We can compare this to the notoriously fast Julia programming language. The implementation there needs less customization and can proceed more or less exactly equal to the mathematical formula. Thus, we “simply” write out the function as follows:

using MKL
using LinearAlgebra
using BenchmarkTools

# kldiv function
function kl_div(μ_p::Vector, μ_q::Vector, Σ_p::AbstractMatrix, Σ_q::AbstractMatrix)
    d   = length(μ_p)
    Ω_q = inv(Σ_q)
    tr  = sum(Ω_q .* Σ_p)
    δ   = μ_q .- μ_p
    qfm = dot(δ, Ω_q, δ)

    return (logdet(Σ_q) - logdet(Σ_p) - d + tr + qfm) / 2
end

kl_div (generic function with 1 method)

Let’s check that it has the same output:

# get example inputs from R
mean_0 = @rget mean_0;
mean_1 = @rget mean_1;
S_0 = @rget S_0;
S_1 = @rget S_1;

kl_div(mean_0, mean_1, S_0, S_1)

15.403424894704695

Now, let’s benchmark this function:

@benchmark kl_div($mean_0, $mean_1, $S_0, $S_1)

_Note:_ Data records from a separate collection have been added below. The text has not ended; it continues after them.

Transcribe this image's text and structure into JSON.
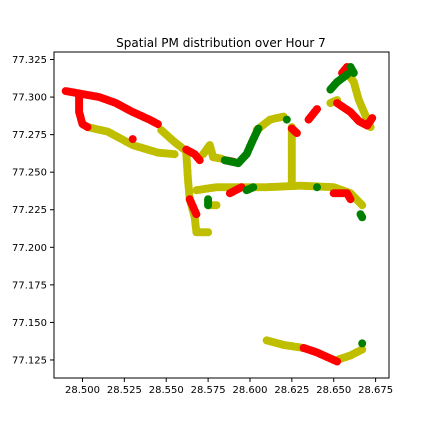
{
  "chart_data": {
    "type": "scatter",
    "title": "Spatial PM distribution over Hour 7",
    "xlabel": "",
    "ylabel": "",
    "xlim": [
      28.483,
      28.683
    ],
    "ylim": [
      77.113,
      77.33
    ],
    "xticks": [
      28.5,
      28.525,
      28.55,
      28.575,
      28.6,
      28.625,
      28.65,
      28.675
    ],
    "xtick_labels": [
      "28.500",
      "28.525",
      "28.550",
      "28.575",
      "28.600",
      "28.625",
      "28.650",
      "28.675"
    ],
    "yticks": [
      77.125,
      77.15,
      77.175,
      77.2,
      77.225,
      77.25,
      77.275,
      77.3,
      77.325
    ],
    "ytick_labels": [
      "77.125",
      "77.150",
      "77.175",
      "77.200",
      "77.225",
      "77.250",
      "77.275",
      "77.300",
      "77.325"
    ],
    "grid": false,
    "legend": "none",
    "colors": {
      "red": "#ff0000",
      "yellow": "#bfbf00",
      "green": "#008000"
    },
    "series": [
      {
        "color": "yellow",
        "paths": [
          [
            [
              28.503,
              77.28
            ],
            [
              28.515,
              77.277
            ],
            [
              28.53,
              77.268
            ],
            [
              28.545,
              77.263
            ],
            [
              28.555,
              77.262
            ]
          ],
          [
            [
              28.547,
              77.278
            ],
            [
              28.555,
              77.27
            ],
            [
              28.562,
              77.264
            ]
          ],
          [
            [
              28.562,
              77.262
            ],
            [
              28.563,
              77.245
            ],
            [
              28.564,
              77.232
            ],
            [
              28.567,
              77.22
            ],
            [
              28.568,
              77.21
            ],
            [
              28.575,
              77.21
            ]
          ],
          [
            [
              28.568,
              77.238
            ],
            [
              28.58,
              77.24
            ],
            [
              28.595,
              77.24
            ],
            [
              28.61,
              77.24
            ],
            [
              28.63,
              77.241
            ],
            [
              28.65,
              77.24
            ],
            [
              28.66,
              77.236
            ],
            [
              28.667,
              77.228
            ]
          ],
          [
            [
              28.575,
              77.228
            ],
            [
              28.58,
              77.228
            ]
          ],
          [
            [
              28.572,
              77.262
            ],
            [
              28.576,
              77.268
            ],
            [
              28.578,
              77.26
            ],
            [
              28.583,
              77.259
            ]
          ],
          [
            [
              28.604,
              77.278
            ],
            [
              28.612,
              77.285
            ],
            [
              28.62,
              77.287
            ]
          ],
          [
            [
              28.625,
              77.28
            ],
            [
              28.625,
              77.26
            ],
            [
              28.625,
              77.241
            ]
          ],
          [
            [
              28.658,
              77.316
            ],
            [
              28.662,
              77.31
            ],
            [
              28.665,
              77.298
            ],
            [
              28.67,
              77.285
            ],
            [
              28.672,
              77.28
            ]
          ],
          [
            [
              28.648,
              77.296
            ],
            [
              28.652,
              77.298
            ]
          ],
          [
            [
              28.61,
              77.138
            ],
            [
              28.62,
              77.135
            ],
            [
              28.632,
              77.133
            ]
          ],
          [
            [
              28.652,
              77.125
            ],
            [
              28.66,
              77.128
            ],
            [
              28.667,
              77.132
            ]
          ]
        ]
      },
      {
        "color": "red",
        "paths": [
          [
            [
              28.49,
              77.304
            ],
            [
              28.5,
              77.302
            ],
            [
              28.51,
              77.3
            ],
            [
              28.52,
              77.296
            ],
            [
              28.53,
              77.29
            ],
            [
              28.54,
              77.285
            ],
            [
              28.545,
              77.282
            ]
          ],
          [
            [
              28.498,
              77.302
            ],
            [
              28.498,
              77.29
            ],
            [
              28.5,
              77.282
            ],
            [
              28.503,
              77.28
            ]
          ],
          [
            [
              28.53,
              77.272
            ]
          ],
          [
            [
              28.562,
              77.265
            ],
            [
              28.567,
              77.262
            ],
            [
              28.57,
              77.258
            ]
          ],
          [
            [
              28.564,
              77.232
            ],
            [
              28.568,
              77.222
            ]
          ],
          [
            [
              28.585,
              77.258
            ],
            [
              28.59,
              77.257
            ]
          ],
          [
            [
              28.588,
              77.236
            ],
            [
              28.595,
              77.24
            ]
          ],
          [
            [
              28.625,
              77.279
            ],
            [
              28.628,
              77.276
            ]
          ],
          [
            [
              28.635,
              77.285
            ],
            [
              28.64,
              77.292
            ]
          ],
          [
            [
              28.652,
              77.296
            ],
            [
              28.66,
              77.29
            ],
            [
              28.665,
              77.284
            ],
            [
              28.67,
              77.281
            ],
            [
              28.673,
              77.286
            ]
          ],
          [
            [
              28.65,
              77.236
            ],
            [
              28.658,
              77.236
            ],
            [
              28.66,
              77.232
            ]
          ],
          [
            [
              28.655,
              77.316
            ],
            [
              28.658,
              77.32
            ]
          ],
          [
            [
              28.632,
              77.133
            ],
            [
              28.64,
              77.13
            ],
            [
              28.648,
              77.126
            ],
            [
              28.652,
              77.124
            ]
          ]
        ]
      },
      {
        "color": "green",
        "paths": [
          [
            [
              28.585,
              77.258
            ],
            [
              28.593,
              77.256
            ],
            [
              28.598,
              77.262
            ],
            [
              28.602,
              77.272
            ],
            [
              28.605,
              77.279
            ]
          ],
          [
            [
              28.622,
              77.285
            ]
          ],
          [
            [
              28.598,
              77.238
            ],
            [
              28.602,
              77.24
            ]
          ],
          [
            [
              28.64,
              77.24
            ]
          ],
          [
            [
              28.66,
              77.32
            ],
            [
              28.662,
              77.316
            ]
          ],
          [
            [
              28.648,
              77.305
            ],
            [
              28.652,
              77.31
            ],
            [
              28.658,
              77.315
            ]
          ],
          [
            [
              28.575,
              77.232
            ],
            [
              28.575,
              77.228
            ]
          ],
          [
            [
              28.666,
              77.222
            ],
            [
              28.667,
              77.22
            ]
          ],
          [
            [
              28.667,
              77.136
            ]
          ]
        ]
      }
    ]
  }
}
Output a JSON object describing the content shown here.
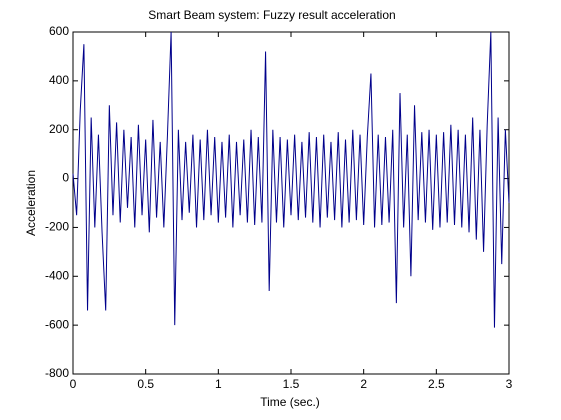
{
  "chart_data": {
    "type": "line",
    "title": "Smart Beam system: Fuzzy result acceleration",
    "xlabel": "Time (sec.)",
    "ylabel": "Acceleration",
    "color": "#00008b",
    "x": [
      0,
      0.025,
      0.05,
      0.075,
      0.1,
      0.125,
      0.15,
      0.175,
      0.2,
      0.225,
      0.25,
      0.275,
      0.3,
      0.325,
      0.35,
      0.375,
      0.4,
      0.425,
      0.45,
      0.475,
      0.5,
      0.525,
      0.55,
      0.575,
      0.6,
      0.625,
      0.65,
      0.675,
      0.7,
      0.725,
      0.75,
      0.775,
      0.8,
      0.825,
      0.85,
      0.875,
      0.9,
      0.925,
      0.95,
      0.975,
      1,
      1.025,
      1.05,
      1.075,
      1.1,
      1.125,
      1.15,
      1.175,
      1.2,
      1.225,
      1.25,
      1.275,
      1.3,
      1.325,
      1.35,
      1.375,
      1.4,
      1.425,
      1.45,
      1.475,
      1.5,
      1.525,
      1.55,
      1.575,
      1.6,
      1.625,
      1.65,
      1.675,
      1.7,
      1.725,
      1.75,
      1.775,
      1.8,
      1.825,
      1.85,
      1.875,
      1.9,
      1.925,
      1.95,
      1.975,
      2,
      2.025,
      2.05,
      2.075,
      2.1,
      2.125,
      2.15,
      2.175,
      2.2,
      2.225,
      2.25,
      2.275,
      2.3,
      2.325,
      2.35,
      2.375,
      2.4,
      2.425,
      2.45,
      2.475,
      2.5,
      2.525,
      2.55,
      2.575,
      2.6,
      2.625,
      2.65,
      2.675,
      2.7,
      2.725,
      2.75,
      2.775,
      2.8,
      2.825,
      2.85,
      2.875,
      2.9,
      2.925,
      2.95,
      2.975,
      3
    ],
    "values": [
      20,
      -150,
      280,
      550,
      -540,
      250,
      -200,
      180,
      -220,
      -540,
      300,
      -150,
      230,
      -180,
      200,
      -120,
      170,
      -200,
      220,
      -150,
      160,
      -220,
      240,
      -160,
      150,
      -200,
      180,
      600,
      -600,
      200,
      -170,
      150,
      -140,
      180,
      -200,
      160,
      -170,
      200,
      -150,
      170,
      -180,
      150,
      -160,
      180,
      -200,
      150,
      -150,
      160,
      -180,
      200,
      -190,
      170,
      -180,
      520,
      -460,
      200,
      -180,
      170,
      -200,
      160,
      -150,
      180,
      -170,
      150,
      -160,
      190,
      -180,
      170,
      -200,
      180,
      -160,
      150,
      -170,
      190,
      -200,
      160,
      -180,
      200,
      -170,
      180,
      -190,
      170,
      430,
      -200,
      180,
      -190,
      170,
      -180,
      200,
      -510,
      350,
      -200,
      180,
      -400,
      300,
      -170,
      190,
      -180,
      200,
      -210,
      180,
      -200,
      190,
      -180,
      220,
      -190,
      200,
      -200,
      180,
      -220,
      250,
      -250,
      200,
      -300,
      220,
      600,
      -610,
      250,
      -350,
      200,
      -100
    ],
    "xlim": [
      0,
      3
    ],
    "ylim": [
      -800,
      600
    ],
    "xticks": [
      0,
      0.5,
      1,
      1.5,
      2,
      2.5,
      3
    ],
    "yticks": [
      -800,
      -600,
      -400,
      -200,
      0,
      200,
      400,
      600
    ]
  }
}
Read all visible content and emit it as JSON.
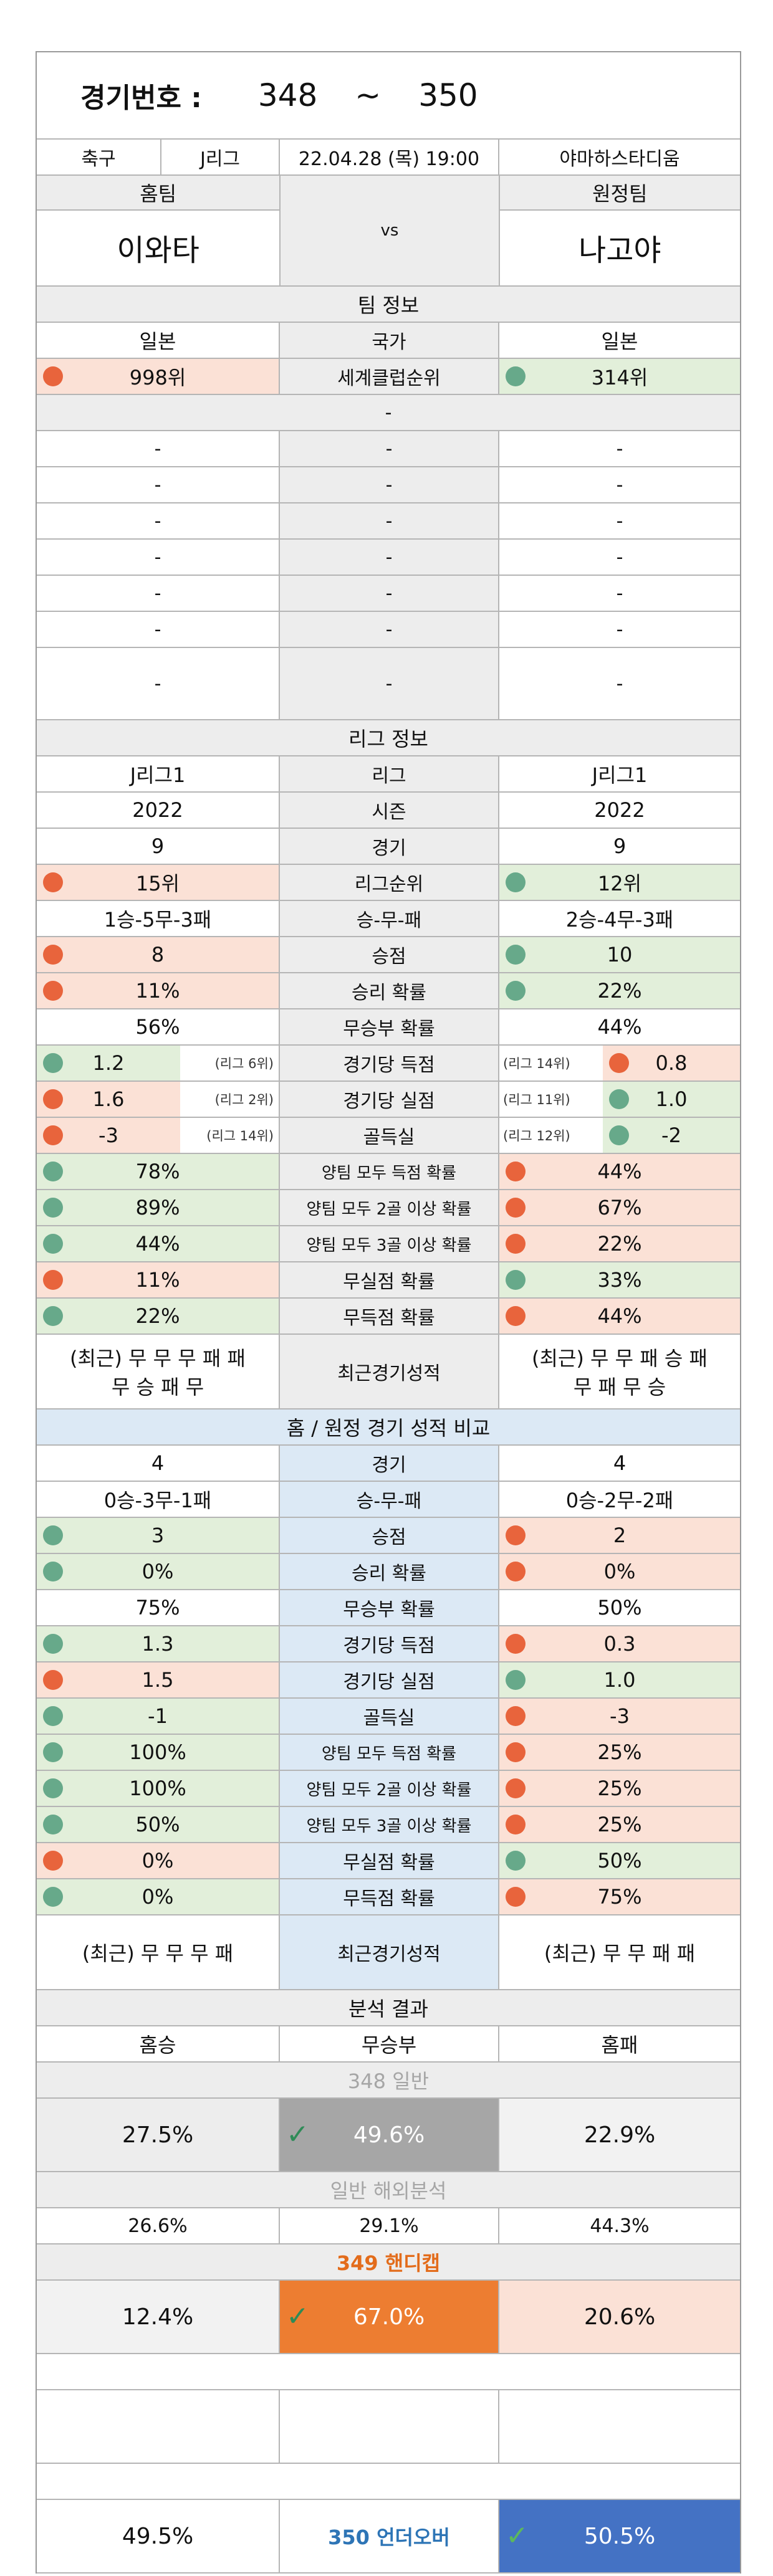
{
  "header": {
    "label": "경기번호 :",
    "from": "348",
    "tilde": "~",
    "to": "350"
  },
  "match": {
    "sport": "축구",
    "league": "J리그",
    "datetime": "22.04.28 (목) 19:00",
    "venue": "야마하스타디움"
  },
  "teams": {
    "home_label": "홈팀",
    "away_label": "원정팀",
    "home": "이와타",
    "away": "나고야",
    "vs": "vs"
  },
  "team_info": {
    "title": "팀 정보",
    "country": {
      "home": "일본",
      "label": "국가",
      "away": "일본"
    },
    "world_rank": {
      "home": "998위",
      "label": "세계클럽순위",
      "away": "314위"
    },
    "dash": "-",
    "blank_mark": "-"
  },
  "league_info": {
    "title": "리그 정보",
    "rows": [
      {
        "home": "J리그1",
        "label": "리그",
        "away": "J리그1"
      },
      {
        "home": "2022",
        "label": "시즌",
        "away": "2022"
      },
      {
        "home": "9",
        "label": "경기",
        "away": "9"
      },
      {
        "home": "15위",
        "label": "리그순위",
        "away": "12위"
      },
      {
        "home": "1승-5무-3패",
        "label": "승-무-패",
        "away": "2승-4무-3패"
      },
      {
        "home": "8",
        "label": "승점",
        "away": "10"
      },
      {
        "home": "11%",
        "label": "승리 확률",
        "away": "22%"
      },
      {
        "home": "56%",
        "label": "무승부 확률",
        "away": "44%"
      },
      {
        "home": "1.2",
        "home_note": "(리그 6위)",
        "label": "경기당 득점",
        "away_note": "(리그 14위)",
        "away": "0.8"
      },
      {
        "home": "1.6",
        "home_note": "(리그 2위)",
        "label": "경기당 실점",
        "away_note": "(리그 11위)",
        "away": "1.0"
      },
      {
        "home": "-3",
        "home_note": "(리그 14위)",
        "label": "골득실",
        "away_note": "(리그 12위)",
        "away": "-2"
      },
      {
        "home": "78%",
        "label": "양팀 모두 득점 확률",
        "away": "44%"
      },
      {
        "home": "89%",
        "label": "양팀 모두 2골 이상 확률",
        "away": "67%"
      },
      {
        "home": "44%",
        "label": "양팀 모두 3골 이상 확률",
        "away": "22%"
      },
      {
        "home": "11%",
        "label": "무실점 확률",
        "away": "33%"
      },
      {
        "home": "22%",
        "label": "무득점 확률",
        "away": "44%"
      }
    ],
    "recent": {
      "home_line1": "(최근) 무 무 무 패 패",
      "home_line2": "무 승 패 무",
      "label": "최근경기성적",
      "away_line1": "(최근) 무 무 패 승 패",
      "away_line2": "무 패 무 승"
    }
  },
  "home_away": {
    "title": "홈 / 원정 경기 성적 비교",
    "rows": [
      {
        "home": "4",
        "label": "경기",
        "away": "4"
      },
      {
        "home": "0승-3무-1패",
        "label": "승-무-패",
        "away": "0승-2무-2패"
      },
      {
        "home": "3",
        "label": "승점",
        "away": "2"
      },
      {
        "home": "0%",
        "label": "승리 확률",
        "away": "0%"
      },
      {
        "home": "75%",
        "label": "무승부 확률",
        "away": "50%"
      },
      {
        "home": "1.3",
        "label": "경기당 득점",
        "away": "0.3"
      },
      {
        "home": "1.5",
        "label": "경기당 실점",
        "away": "1.0"
      },
      {
        "home": "-1",
        "label": "골득실",
        "away": "-3"
      },
      {
        "home": "100%",
        "label": "양팀 모두 득점 확률",
        "away": "25%"
      },
      {
        "home": "100%",
        "label": "양팀 모두 2골 이상 확률",
        "away": "25%"
      },
      {
        "home": "50%",
        "label": "양팀 모두 3골 이상 확률",
        "away": "25%"
      },
      {
        "home": "0%",
        "label": "무실점 확률",
        "away": "50%"
      },
      {
        "home": "0%",
        "label": "무득점 확률",
        "away": "75%"
      }
    ],
    "recent": {
      "home": "(최근) 무 무 무 패",
      "label": "최근경기성적",
      "away": "(최근) 무 무 패 패"
    }
  },
  "analysis": {
    "title": "분석 결과",
    "headers": {
      "home": "홈승",
      "draw": "무승부",
      "away": "홈패"
    },
    "general": {
      "title": "348 일반",
      "home": "27.5%",
      "draw": "49.6%",
      "away": "22.9%"
    },
    "overseas": {
      "title": "일반 해외분석",
      "home": "26.6%",
      "draw": "29.1%",
      "away": "44.3%"
    },
    "handicap": {
      "title": "349 핸디캡",
      "home": "12.4%",
      "draw": "67.0%",
      "away": "20.6%"
    },
    "under_over": {
      "home": "49.5%",
      "label": "350 언더오버",
      "away": "50.5%"
    }
  },
  "colors": {
    "red_dot": "#e8643c",
    "green_dot": "#67a98a",
    "blue_highlight": "#4472c4",
    "orange_highlight": "#ed7d31",
    "gray_highlight": "#a6a6a6",
    "handicap_title": "#e36c1b",
    "under_over_label": "#2e75b6"
  }
}
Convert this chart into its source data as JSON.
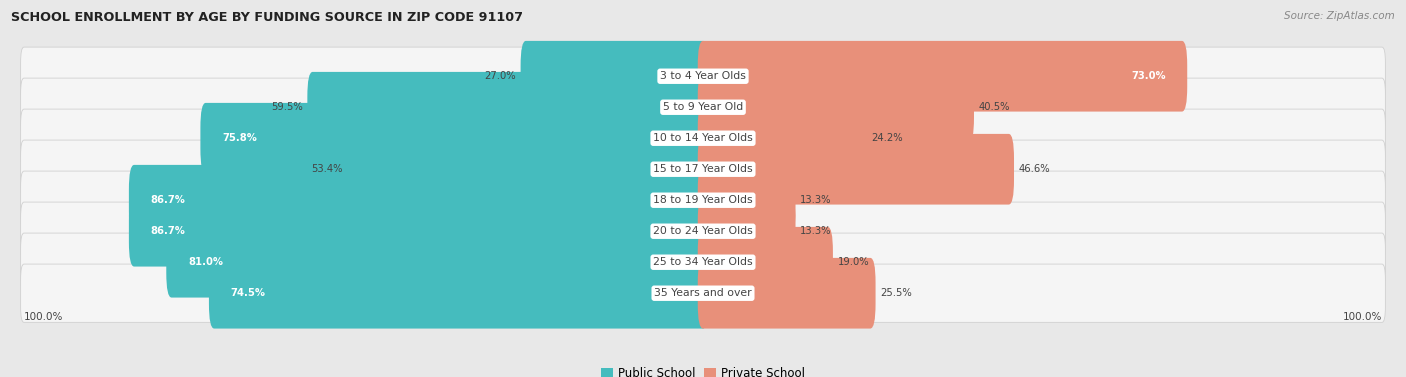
{
  "title": "SCHOOL ENROLLMENT BY AGE BY FUNDING SOURCE IN ZIP CODE 91107",
  "source": "Source: ZipAtlas.com",
  "categories": [
    "3 to 4 Year Olds",
    "5 to 9 Year Old",
    "10 to 14 Year Olds",
    "15 to 17 Year Olds",
    "18 to 19 Year Olds",
    "20 to 24 Year Olds",
    "25 to 34 Year Olds",
    "35 Years and over"
  ],
  "public_values": [
    27.0,
    59.5,
    75.8,
    53.4,
    86.7,
    86.7,
    81.0,
    74.5
  ],
  "private_values": [
    73.0,
    40.5,
    24.2,
    46.6,
    13.3,
    13.3,
    19.0,
    25.5
  ],
  "public_color": "#45BCBE",
  "private_color": "#E8907A",
  "bg_color": "#e8e8e8",
  "row_bg_color": "#f5f5f5",
  "row_border_color": "#d0d0d0",
  "label_color": "#444444",
  "title_color": "#222222",
  "axis_label_left": "100.0%",
  "axis_label_right": "100.0%",
  "legend_public": "Public School",
  "legend_private": "Private School",
  "white_text_threshold_pub": 60,
  "white_text_threshold_priv": 65
}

BenchmarkTools.Trial: 10000 samples with 1 evaluation.
 Range (min … max):  17.400 μs …  3.772 ms  ┊ GC (min … max): 0.00% … 95.55%
 Time  (median):     19.600 μs              ┊ GC (median):    0.00%
 Time  (mean ± σ):   26.648 μs ± 89.504 μs  ┊ GC (mean ± σ):  8.68% ±  2.60%

  ▆██▆▄▂▁         ▁▂▂▂▁                ▁▂▃▂▂                  ▂
  ████████▅▅▃▁▁▁▄▇██████▇▆▆▅▅▅▅▆▄▅▅▁▃▆▄███████▇▆▅▅▄▄▃▅▅▆▇▅▆▆▆ █
  17.4 μs      Histogram: log(frequency) by time      77.2 μs <

 Memory estimate: 33.88 KiB, allocs estimate: 10.

The Julia function is even faster than the optimized R function, completing in less than 20 microseconds (median), whereas the median of the R Cholesky version (Section 6) is around 40 microseconds.